Variants of the A5 and GEA algorithms are based on the KASUMI algorithm which is also specified by the 3GPP. The KASUMI algorithm is a symmetric block cipher with a Feistel structure or Feistel network that produces a 64-bit output from a 64-bit input under the control of a 128-bit key. Feistel networks and similar constructions are product ciphers and may combine multiple rounds of repeated operations, for example, bit-shuffling functions, simple non-linear functions, and/or linear mixing operations. The bit-shuffling functions may be performed by permutation boxes or P-boxes. The simple non-linear functions may be performed by substitution boxes or S-boxes. The linear mixing may be performed using XOR operations. The 3GPP standards further specify three additional variants of the A5/3 algorithm: an A5/3 variant for GSM, an A5/3 variant for ECSD, and a GEA3 variant for GPRS (including Enhanced GPRS or EGPRS).
The A5/3 variants for GSM and ECSD may utilize the KASUMI algorithm in an Output Feedback Mode (OFB) as a keystream generator. All three variants of the A5/3 algorithm may be specified in terms of a general-purpose keystream function KGCORE. The individual encryption algorithms for GSM and ECSD may be defined by mapping their corresponding inputs to KGCORE function inputs, and mapping KGCORE function outputs to outputs of each of the individual encryption algorithms.

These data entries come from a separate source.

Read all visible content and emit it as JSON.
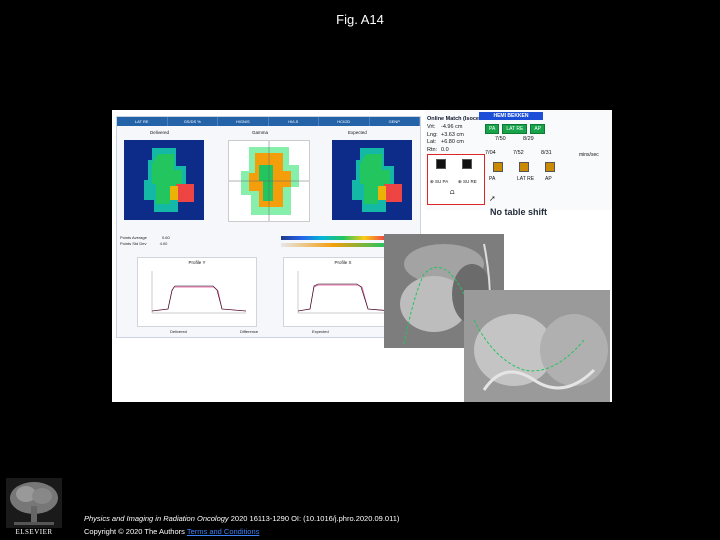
{
  "title": "Fig. A14",
  "software": {
    "tabs": [
      "LAT RE",
      "GS/DS %",
      "HIGN/S",
      "HI/LS",
      "HCI/2D",
      "GENP"
    ],
    "view_labels": [
      "Delivered",
      "Gamma",
      "Expected"
    ],
    "stats": [
      "Points Average",
      "Points Std Dev"
    ],
    "stat_values": [
      "0.60",
      "4.00"
    ],
    "profile_titles": [
      "Profile Y",
      "Profile X"
    ],
    "legend": [
      "Delivered",
      "Difference",
      "Expected"
    ]
  },
  "online_match": {
    "hemi_label": "HEMI BEKKEN",
    "title": "Online Match (Isoce",
    "rows": [
      {
        "label": "Vrt:",
        "value": "-4.96 cm"
      },
      {
        "label": "Lng:",
        "value": "+3.63 cm"
      },
      {
        "label": "Lat:",
        "value": "+6.80 cm"
      },
      {
        "label": "Rtn:",
        "value": "0.0"
      }
    ],
    "fields": [
      "PA",
      "LAT RE",
      "AP"
    ],
    "field_numbers": [
      "7/04",
      "7/52",
      "8/31"
    ],
    "field_values": [
      "7/50",
      "8/29"
    ],
    "unit": "mins/sec",
    "image_labels": [
      "PA",
      "LAT RE",
      "AP"
    ],
    "boxed_labels": [
      "⊕ SU PA",
      "⊕ SU RE"
    ],
    "no_table_shift": "No table shift"
  },
  "citation": {
    "journal": "Physics and Imaging in Radiation Oncology",
    "ref": " 2020 16113-1290 OI: (10.1016/j.phro.2020.09.011)",
    "copyright": "Copyright © 2020 The Authors ",
    "terms": "Terms and Conditions"
  },
  "publisher": "ELSEVIER"
}
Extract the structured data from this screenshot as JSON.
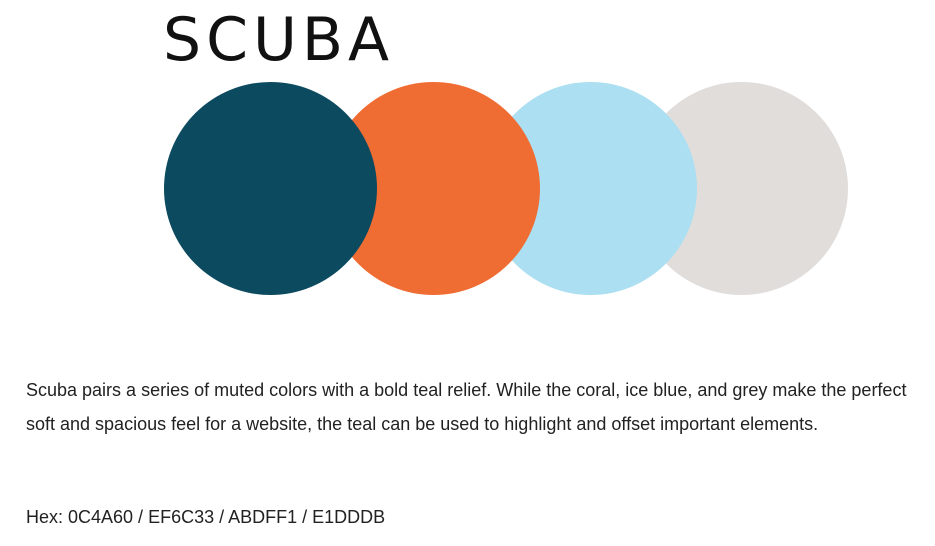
{
  "palette": {
    "title": "SCUBA",
    "swatches": [
      {
        "name": "teal",
        "color": "#0C4A60"
      },
      {
        "name": "coral",
        "color": "#EF6C33"
      },
      {
        "name": "ice-blue",
        "color": "#ABDFF1"
      },
      {
        "name": "grey",
        "color": "#E1DDDB"
      }
    ]
  },
  "article": {
    "description": "Scuba pairs a series of muted colors with a bold teal relief. While the coral, ice blue, and grey make the perfect soft and spacious feel for a website, the teal can be used to highlight and offset important elements.",
    "hex_line": "Hex: 0C4A60 / EF6C33 / ABDFF1 / E1DDDB"
  }
}
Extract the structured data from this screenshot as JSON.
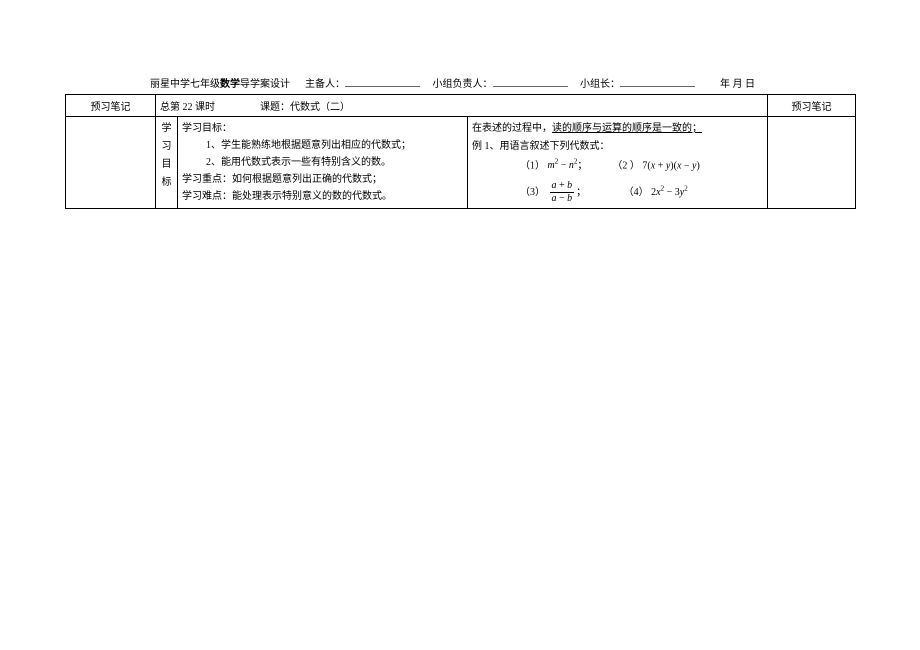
{
  "header": {
    "school": "丽星中学七年级",
    "subject_bold": "数学",
    "design": "导学案设计",
    "prepared_by": "主备人：",
    "group_leader": "小组负责人：",
    "team_leader": "小组长：",
    "date": "年  月  日"
  },
  "row1": {
    "left_note": "预习笔记",
    "lesson_no": "总第 22 课时",
    "topic_label": "课题：代数式（二）",
    "right_note": "预习笔记"
  },
  "goals": {
    "side_label_1": "学",
    "side_label_2": "习",
    "side_label_3": "目",
    "side_label_4": "标",
    "title": "学习目标：",
    "item1": "1、学生能熟练地根据题意列出相应的代数式；",
    "item2": "2、能用代数式表示一些有特别含义的数。",
    "focus": "学习重点：如何根据题意列出正确的代数式；",
    "difficulty": "学习难点：能处理表示特别意义的数的代数式。"
  },
  "right": {
    "line1a": "在表述的过程中，",
    "line1b": "读的顺序与运算的顺序是一致的；",
    "example_label": "例 1、用语言叙述下列代数式：",
    "eq1_label": "（1）",
    "eq1_sep": "；",
    "eq2_label": "（2 ）",
    "eq3_label": "（3）",
    "eq3_sep": "；",
    "eq4_label": "（4）"
  },
  "math": {
    "m": "m",
    "n": "n",
    "a": "a",
    "b": "b",
    "x": "x",
    "y": "y",
    "seven": "7",
    "two": "2",
    "three": "3",
    "minus": "−",
    "plus": "+",
    "lp": "(",
    "rp": ")"
  }
}
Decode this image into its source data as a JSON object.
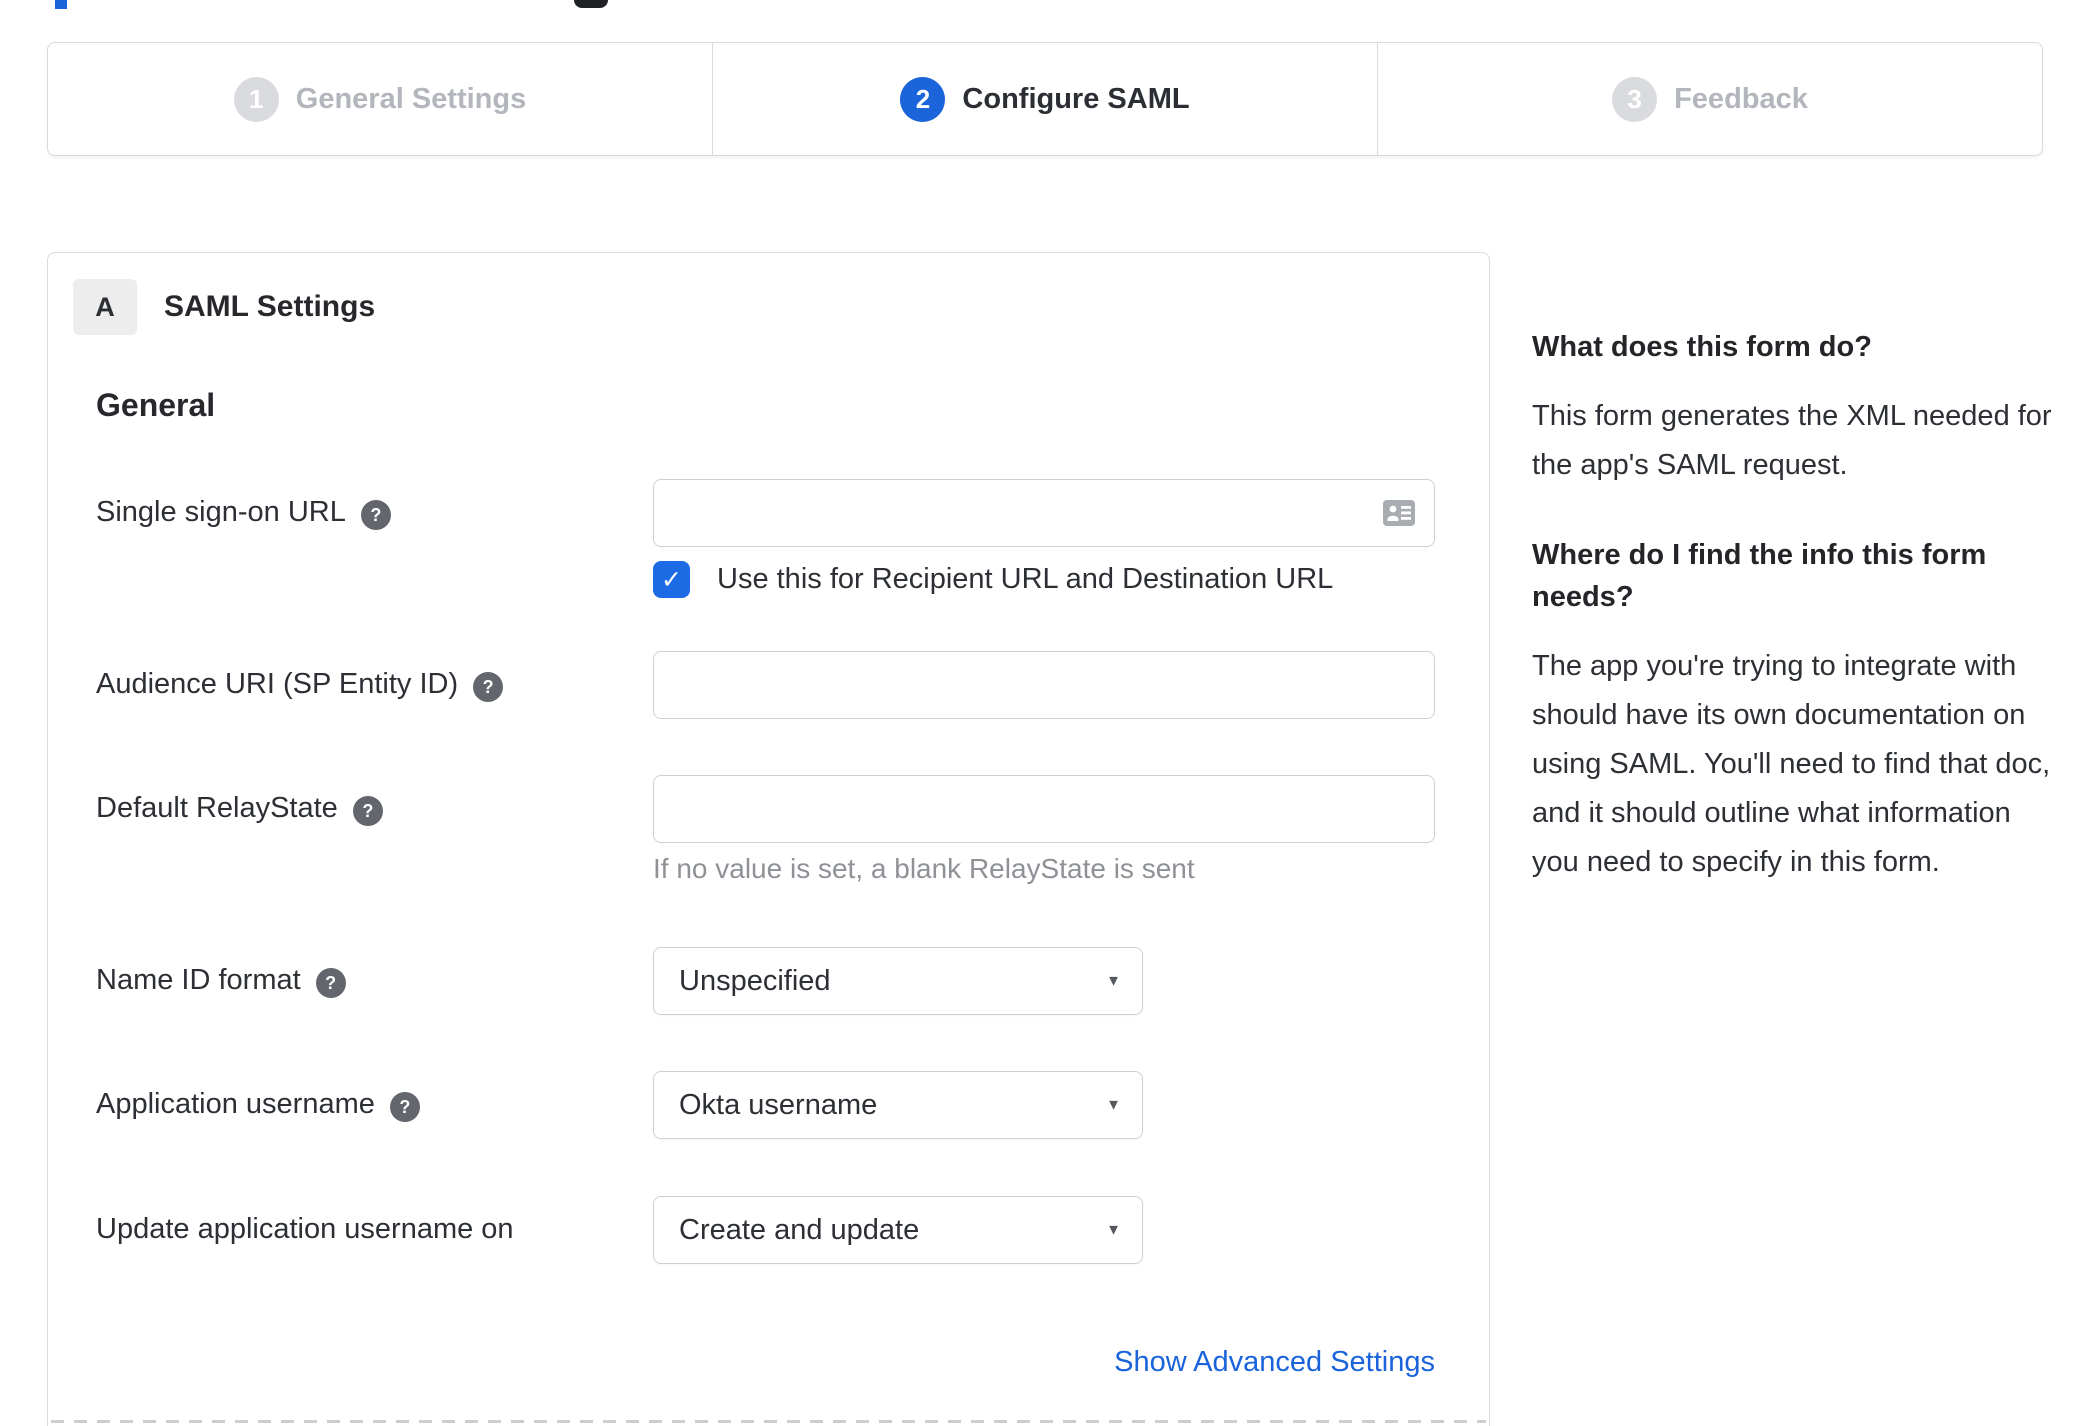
{
  "colors": {
    "accent_blue": "#1b64da",
    "checkbox_blue": "#1d6be4",
    "link_blue": "#1a63da",
    "inactive_circle_gray": "#d9dbde",
    "inactive_text_gray": "#b3b6bc",
    "helper_text_gray": "#8e9196"
  },
  "icons": {
    "help_glyph": "?",
    "caret": "▼",
    "checkmark": "✓"
  },
  "stepper": {
    "steps": [
      {
        "number": "1",
        "label": "General Settings",
        "state": "inactive"
      },
      {
        "number": "2",
        "label": "Configure SAML",
        "state": "active"
      },
      {
        "number": "3",
        "label": "Feedback",
        "state": "inactive"
      }
    ]
  },
  "panel": {
    "badge": "A",
    "title": "SAML Settings",
    "section_heading": "General",
    "rows": {
      "sso": {
        "label": "Single sign-on URL",
        "value": "",
        "has_help": true
      },
      "sso_checkbox": {
        "label": "Use this for Recipient URL and Destination URL",
        "checked": "true"
      },
      "audience": {
        "label": "Audience URI (SP Entity ID)",
        "value": "",
        "has_help": true
      },
      "relay": {
        "label": "Default RelayState",
        "value": "",
        "has_help": true,
        "helper_text": "If no value is set, a blank RelayState is sent"
      },
      "name_id": {
        "label": "Name ID format",
        "value": "Unspecified",
        "has_help": true
      },
      "app_username": {
        "label": "Application username",
        "value": "Okta username",
        "has_help": true
      },
      "update_username": {
        "label": "Update application username on",
        "value": "Create and update",
        "has_help": false
      }
    },
    "advanced_link": "Show Advanced Settings"
  },
  "help_sidebar": {
    "sections": [
      {
        "heading": "What does this form do?",
        "body": "This form generates the XML needed for the app's SAML request."
      },
      {
        "heading": "Where do I find the info this form needs?",
        "body": "The app you're trying to integrate with should have its own documentation on using SAML. You'll need to find that doc, and it should outline what information you need to specify in this form."
      }
    ]
  }
}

The heart of the KGCORE function is the KASUMI cipher block, and this cipher block may be used to implement the A5/3 algorithm.
Implementing the variants of the A5/3 algorithm directly in an A5/3 algorithm block or in a KGCORE function block, however, may require ciphering architectures that provide fast and efficient execution in order to meet the transmission rates, size and cost constraints required by next generation data services and mobile systems. Because of their complexity, implementing the variants of the A5/3 algorithm in embedded software to be executed on a general-purpose processor on a system-on-chip (SOC) or on a digital signal processor (DSP), may not provide the speed or efficiency necessary for fast secure transmissions in a wireless communication network. Moreover, these processors may need to share some of their processing or computing capacity with other applications needed for data processing and/or transmission, further limiting processing resources available for encryption applications. The development of cost effective integrated circuits (IC) capable of accelerating the encryption and decryption speed of the GSM and EDGE variants of the A5/3 algorithm is necessary for the deployment of next generation data services.
Further limitations and disadvantages of conventional and traditional approaches will become apparent to one of skill in the art, through comparison of such systems with some aspects of the present invention as set forth in the remainder of the present application with reference to the drawings.